# Electronic Differential



## Nunkmolian (Oct 31, 2020)

Have attached useful article
I am interested to do the same


----------



## Duncan (Dec 8, 2008)

Nunkmolian said:


> Have attached useful article
> I am interested to do the same


The article has a long and complicated way of doing basically bugger all
Look at a standard "Open" diff
Like the ones fitted to 99% of all cars on the road
It simply allows the road to do all of the work

You don't NEED any more than that


----------



## brian_ (Feb 7, 2017)

Duncan said:


> The article has a long and complicated way of doing basically bugger all
> Look at a standard "Open" diff
> Like the ones fitted to 99% of all cars on the road
> ...
> ...


The article deals with the specific case of in-wheel motors. A mechanical differential - of any kind - is obviously not the solution in this case; there must be some way to control the two motors. The "long and complicated" solution is simply some software.
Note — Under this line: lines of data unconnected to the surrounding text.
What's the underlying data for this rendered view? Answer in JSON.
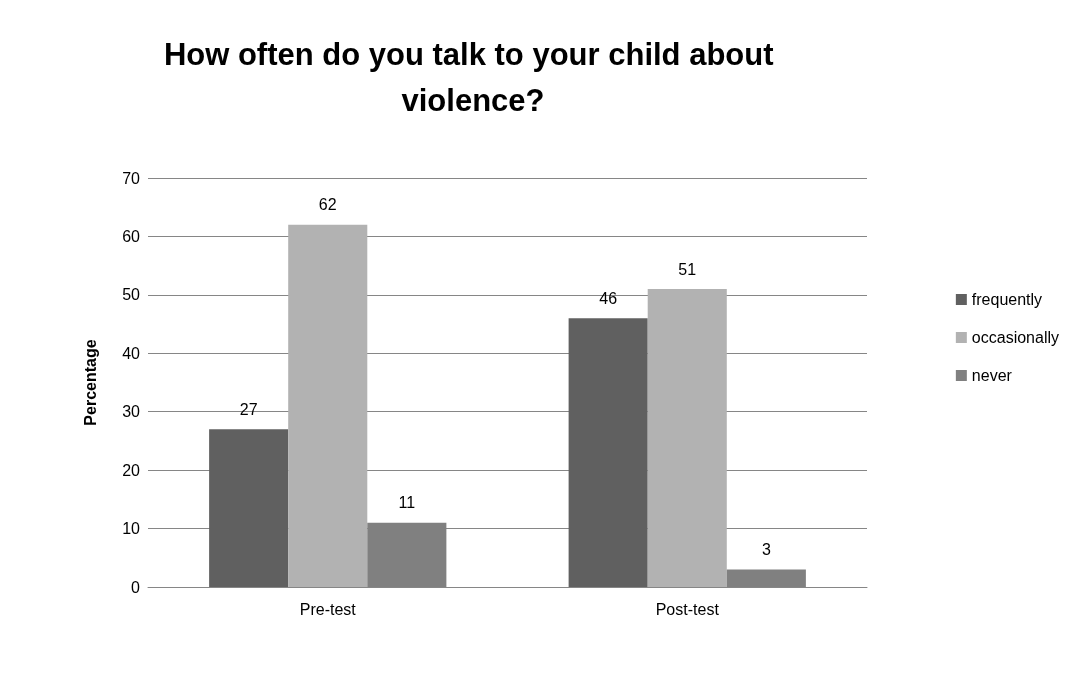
{
  "chart_data": {
    "type": "bar",
    "title": "How often do you talk to your child about violence?",
    "ylabel": "Percentage",
    "categories": [
      "Pre-test",
      "Post-test"
    ],
    "series": [
      {
        "name": "frequently",
        "color": "#606060",
        "values": [
          27,
          46
        ]
      },
      {
        "name": "occasionally",
        "color": "#b2b2b2",
        "values": [
          62,
          51
        ]
      },
      {
        "name": "never",
        "color": "#808080",
        "values": [
          11,
          3
        ]
      }
    ],
    "ylim": [
      0,
      70
    ],
    "yticks": [
      0,
      10,
      20,
      30,
      40,
      50,
      60,
      70
    ],
    "grid": "y",
    "legend": "right",
    "data_labels": true
  }
}
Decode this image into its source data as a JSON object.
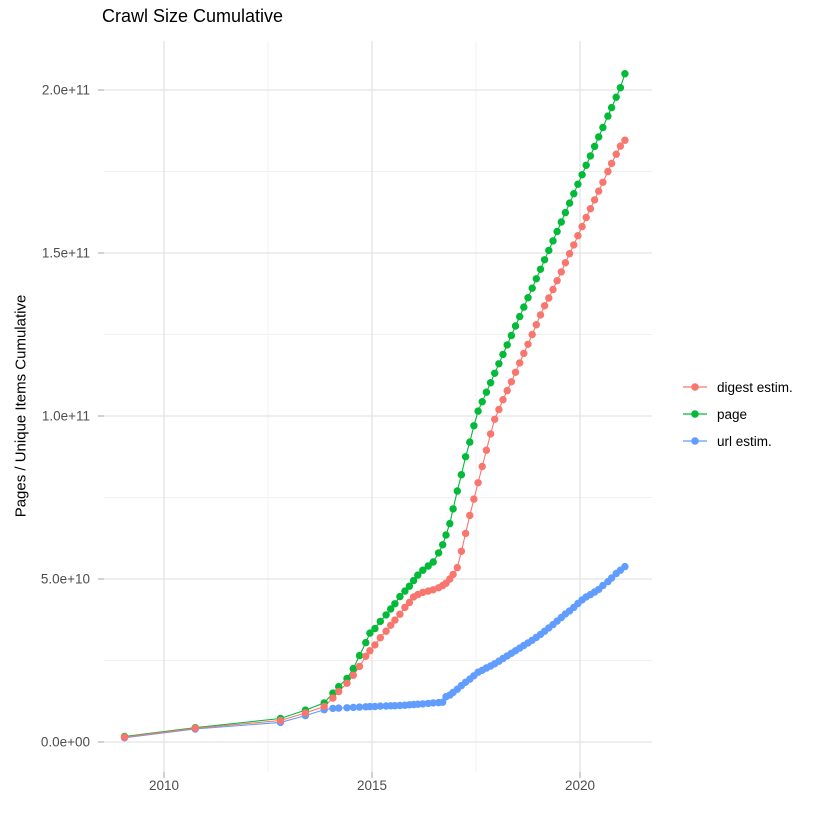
{
  "chart_data": {
    "type": "scatter",
    "title": "Crawl Size Cumulative",
    "xlabel": "",
    "ylabel": "Pages / Unique Items Cumulative",
    "x_axis": {
      "tick_labels": [
        "2010",
        "2015",
        "2020"
      ],
      "tick_values": [
        2010,
        2015,
        2020
      ],
      "minor_gridlines": [
        2012.5,
        2017.5
      ],
      "range": [
        2008.6,
        2021.65
      ]
    },
    "y_axis": {
      "tick_labels": [
        "0.0e+00",
        "5.0e+10",
        "1.0e+11",
        "1.5e+11",
        "2.0e+11"
      ],
      "tick_values_billion": [
        0,
        50,
        100,
        150,
        200
      ],
      "minor_gridlines_billion": [
        25,
        75,
        125,
        175
      ],
      "range_billion": [
        -9,
        214
      ]
    },
    "grid": "on",
    "legend": {
      "position": "right",
      "items": [
        {
          "label": "digest estim.",
          "color": "#F8766D"
        },
        {
          "label": "page",
          "color": "#00BA38"
        },
        {
          "label": "url estim.",
          "color": "#619CFF"
        }
      ]
    },
    "x_years": [
      2009.05,
      2010.75,
      2012.8,
      2013.4,
      2013.85,
      2014.06,
      2014.2,
      2014.4,
      2014.55,
      2014.7,
      2014.85,
      2014.95,
      2015.07,
      2015.2,
      2015.34,
      2015.45,
      2015.55,
      2015.67,
      2015.79,
      2015.9,
      2016.0,
      2016.1,
      2016.22,
      2016.35,
      2016.47,
      2016.6,
      2016.7,
      2016.78,
      2016.87,
      2016.95,
      2017.05,
      2017.15,
      2017.25,
      2017.35,
      2017.45,
      2017.55,
      2017.65,
      2017.75,
      2017.85,
      2017.95,
      2018.05,
      2018.15,
      2018.25,
      2018.35,
      2018.45,
      2018.55,
      2018.65,
      2018.75,
      2018.85,
      2018.95,
      2019.05,
      2019.15,
      2019.25,
      2019.35,
      2019.45,
      2019.55,
      2019.65,
      2019.75,
      2019.85,
      2019.95,
      2020.05,
      2020.15,
      2020.25,
      2020.35,
      2020.45,
      2020.55,
      2020.67,
      2020.76,
      2020.87,
      2020.97,
      2021.08
    ],
    "series": [
      {
        "name": "digest estim.",
        "color": "#F8766D",
        "values_billion": [
          1.5,
          4.2,
          6.6,
          8.9,
          10.9,
          13.5,
          15.5,
          18,
          20.5,
          23.2,
          26.3,
          28,
          29.8,
          32,
          34,
          35.8,
          37.4,
          39.2,
          41.3,
          42.8,
          44.5,
          45.2,
          45.9,
          46.3,
          46.7,
          47.3,
          48,
          48.7,
          50,
          51.4,
          53.5,
          58.5,
          64,
          69.5,
          74.5,
          79.5,
          84.5,
          89.5,
          94.5,
          99,
          102,
          105,
          107.8,
          110.5,
          113.4,
          116.3,
          119.2,
          122,
          125,
          128,
          131,
          133.8,
          136.2,
          138.8,
          141.5,
          144.2,
          147,
          149.8,
          152.5,
          155.3,
          158.1,
          160.9,
          163.6,
          166.3,
          169,
          171.7,
          175,
          177.5,
          180.3,
          182.8,
          184.6
        ]
      },
      {
        "name": "page",
        "color": "#00BA38",
        "values_billion": [
          1.7,
          4.4,
          7.2,
          9.8,
          12,
          15,
          17,
          19.5,
          22.5,
          26.5,
          30.5,
          33.4,
          34.8,
          37,
          39,
          40.8,
          42.4,
          44.6,
          46.3,
          47.8,
          49.5,
          51.2,
          52.7,
          54,
          55.2,
          58,
          60.5,
          63.5,
          67,
          71.5,
          77,
          82,
          87.5,
          92,
          97,
          101.5,
          104.4,
          107.3,
          110.2,
          113.1,
          116,
          118.9,
          121.8,
          124.7,
          127.6,
          130.5,
          133.4,
          136.3,
          139.2,
          142.1,
          145,
          147.9,
          150.8,
          153.7,
          156.6,
          159.5,
          162.4,
          165.3,
          168.2,
          171.1,
          174,
          176.9,
          179.8,
          182.7,
          185.6,
          188.5,
          192,
          194.6,
          197.8,
          200.7,
          205
        ]
      },
      {
        "name": "url estim.",
        "color": "#619CFF",
        "values_billion": [
          1.3,
          4.0,
          6.0,
          8.1,
          9.9,
          10.3,
          10.4,
          10.5,
          10.6,
          10.7,
          10.8,
          10.85,
          10.9,
          11.0,
          11.05,
          11.1,
          11.15,
          11.2,
          11.3,
          11.4,
          11.5,
          11.6,
          11.7,
          11.85,
          12.0,
          12.1,
          12.2,
          13.9,
          14.4,
          15.2,
          16.2,
          17.3,
          18.3,
          19.3,
          20.3,
          21.4,
          22,
          22.7,
          23.3,
          24,
          24.8,
          25.6,
          26.4,
          27.2,
          28,
          28.8,
          29.6,
          30.4,
          31.2,
          32.1,
          33,
          34,
          35,
          36,
          37.1,
          38.2,
          39.3,
          40.2,
          41.3,
          42.5,
          43.6,
          44.5,
          45.2,
          46,
          46.8,
          48,
          49.2,
          50.3,
          51.7,
          52.7,
          53.8
        ]
      }
    ],
    "style": {
      "major_grid_color": "#E3E3E3",
      "minor_grid_color": "#F0F0F0",
      "tick_color": "#B3B3B3",
      "tick_label_color": "#4D4D4D",
      "point_radius": 3.7
    }
  }
}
With a single motor, you indeed don't need any more than a differential, and an open diff is functional.



Duncan said:


> Look at a standard "Open" diff
> Like the ones fitted to 99% of all cars on the road
> It simply allows the road to do all of the work


I'm sure that more than 1% of vehicles on the road use some sort of mechanical "slip limiting" or otherwise not just open differential, and some of them are electronically controlled. In addition, active traction control using individual wheel braking is now normal (it became common almost 20 years ago; it is always included in electronic stability control, which has been mandatory for new cars in North America for almost a decade).

The road doesn't do any work in these systems; an open differential just applies equal torque to both wheels.


----------